De afdeling Expertise Beton en Staal (EBS) van het Departement Mobiliteit en Openbare Werken van de Vlaamse overheid alsook A-S-L (Architectuur- Stedenbouw- Landschapsarchitectuur) kan input leveren over het kostenplaatje van een eco(-recrea)duct, de uitvoering (technieken, tijdspanne) en wat mogelijk is op de locatie in kwestie. Bv. voor het aanleggen van een eco(-recrea)duct over de ring rond Brussel zou de ring zelf gedeeltelijk verlaagd moeten worden. De impact op de verkeersstromen zou dan zodanig groot zijn, dat het zeer moeilijk is daar een eco(-recrea)duct aan te leggen.

Om de gewenste ecologische en recreatieve doelstellingen te halen, kunnen afhankelijk van de context (doelsoorten, locatie, budgetten,…), verschillende alternatieven overwogen worden:

 Eco-recreaduct: wanneer er duidelijke win-wins zijn tussen ecologisch gebruik en recreatief gebruik en er weinig negatieve impacten op het ecologisch functioneren zijn (bv. substantieel minder ecologisch gebruik), dan is een eco-recreaduct voor de hand liggend en het meest kostenefficiënt.

 Ecoduct, evt. gecombineerd met nabijgelegen recreatieve brug: wanneer bepaalde doelsoorten zeer verstoringsgevoelig, kwetsbaar of zeldzaam zijn, kan dit een aanleiding zijn om recreanten niet toe te laten. In geval de nood bestaat aan een recreatieve/functionele verbinding, kan een aparte recreatieve brug naast het ecoduct (hogere kostprijs), of een recreatieve brug met een groene corridor overwogen worden. In sommige gevallen kan het aangewezen zijn om helemaal geen recreatieve overgang in de buurt van een ecoduct te plaatsen.

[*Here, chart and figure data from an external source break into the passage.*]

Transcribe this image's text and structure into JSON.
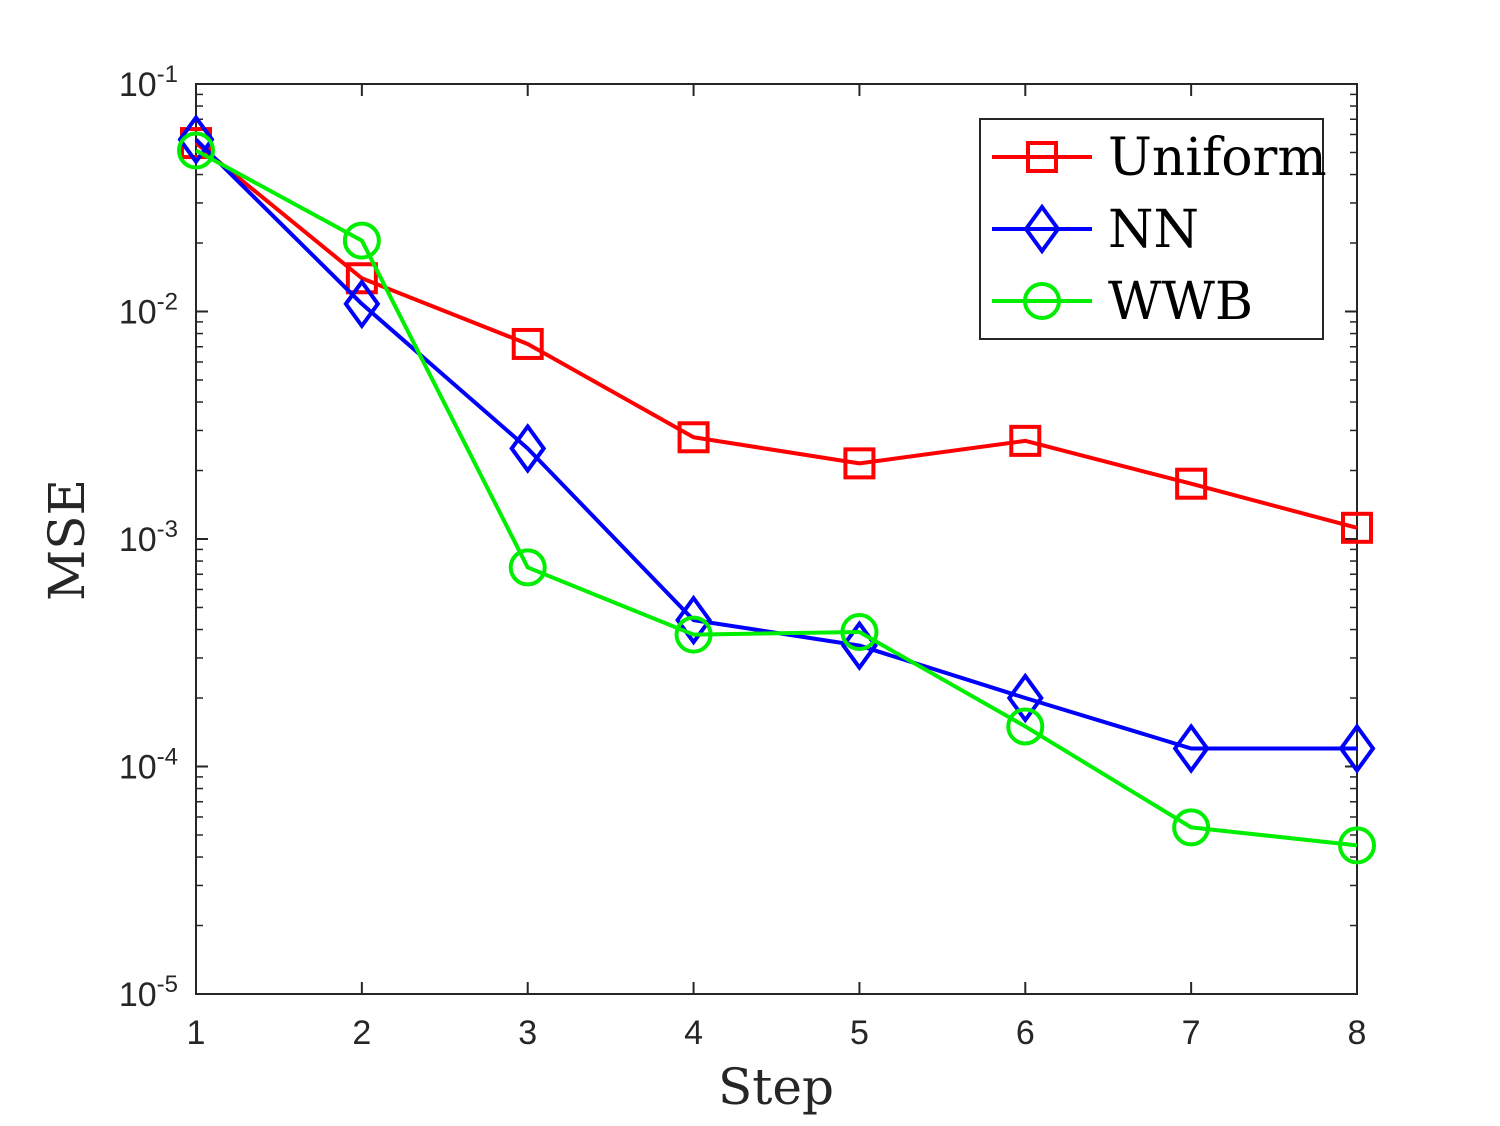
{
  "chart_data": {
    "type": "line",
    "title": "",
    "xlabel": "Step",
    "ylabel": "MSE",
    "yscale": "log",
    "xlim": [
      1,
      8
    ],
    "ylim": [
      1e-05,
      0.1
    ],
    "x": [
      1,
      2,
      3,
      4,
      5,
      6,
      7,
      8
    ],
    "x_ticks": [
      "1",
      "2",
      "3",
      "4",
      "5",
      "6",
      "7",
      "8"
    ],
    "y_ticks": [
      {
        "value": 0.1,
        "base": "10",
        "exp": "-1"
      },
      {
        "value": 0.01,
        "base": "10",
        "exp": "-2"
      },
      {
        "value": 0.001,
        "base": "10",
        "exp": "-3"
      },
      {
        "value": 0.0001,
        "base": "10",
        "exp": "-4"
      },
      {
        "value": 1e-05,
        "base": "10",
        "exp": "-5"
      }
    ],
    "grid": false,
    "legend_position": "top-right",
    "series": [
      {
        "name": "Uniform",
        "color": "#ff0000",
        "marker": "square",
        "values": [
          0.055,
          0.014,
          0.0072,
          0.0028,
          0.00215,
          0.0027,
          0.00175,
          0.00112
        ]
      },
      {
        "name": "NN",
        "color": "#0000ff",
        "marker": "diamond",
        "values": [
          0.057,
          0.0108,
          0.0025,
          0.00044,
          0.00034,
          0.0002,
          0.00012,
          0.00012
        ]
      },
      {
        "name": "WWB",
        "color": "#00ee00",
        "marker": "circle",
        "values": [
          0.051,
          0.0205,
          0.00075,
          0.00038,
          0.00039,
          0.00015,
          5.4e-05,
          4.5e-05
        ]
      }
    ]
  }
}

 Voetgangers- of fietsbrug: op sommige locaties zullen recreatieve of functionele doelen zwaarder doorwegen dan ecologische doelen, bijvoorbeeld tussen twee landbouwgebieden of tussen een natuurgebied en een landbouwgebied. Tenzij er nood is aan een veilige oversteekplaats voor fauna, zal in zulke gevallen zal een voetgangers- of fietsbrug (eventueel met groene corridor) volstaan.

 Alternatieve ontsnipperingsingrepen: enkele respondenten merkten op dat ecoducten uiteraard niet het enige instrument zijn om aan natuurontsnippering te doen en dat ook aan alternatieven gedacht kan worden, zoals bijvoorbeeld verschillende types ecopassages (zie ook Mata et al. 2005), of het afsluiten en vergroenen van bestaande wegen indien er goede alternatieven zijn voor het verkeer.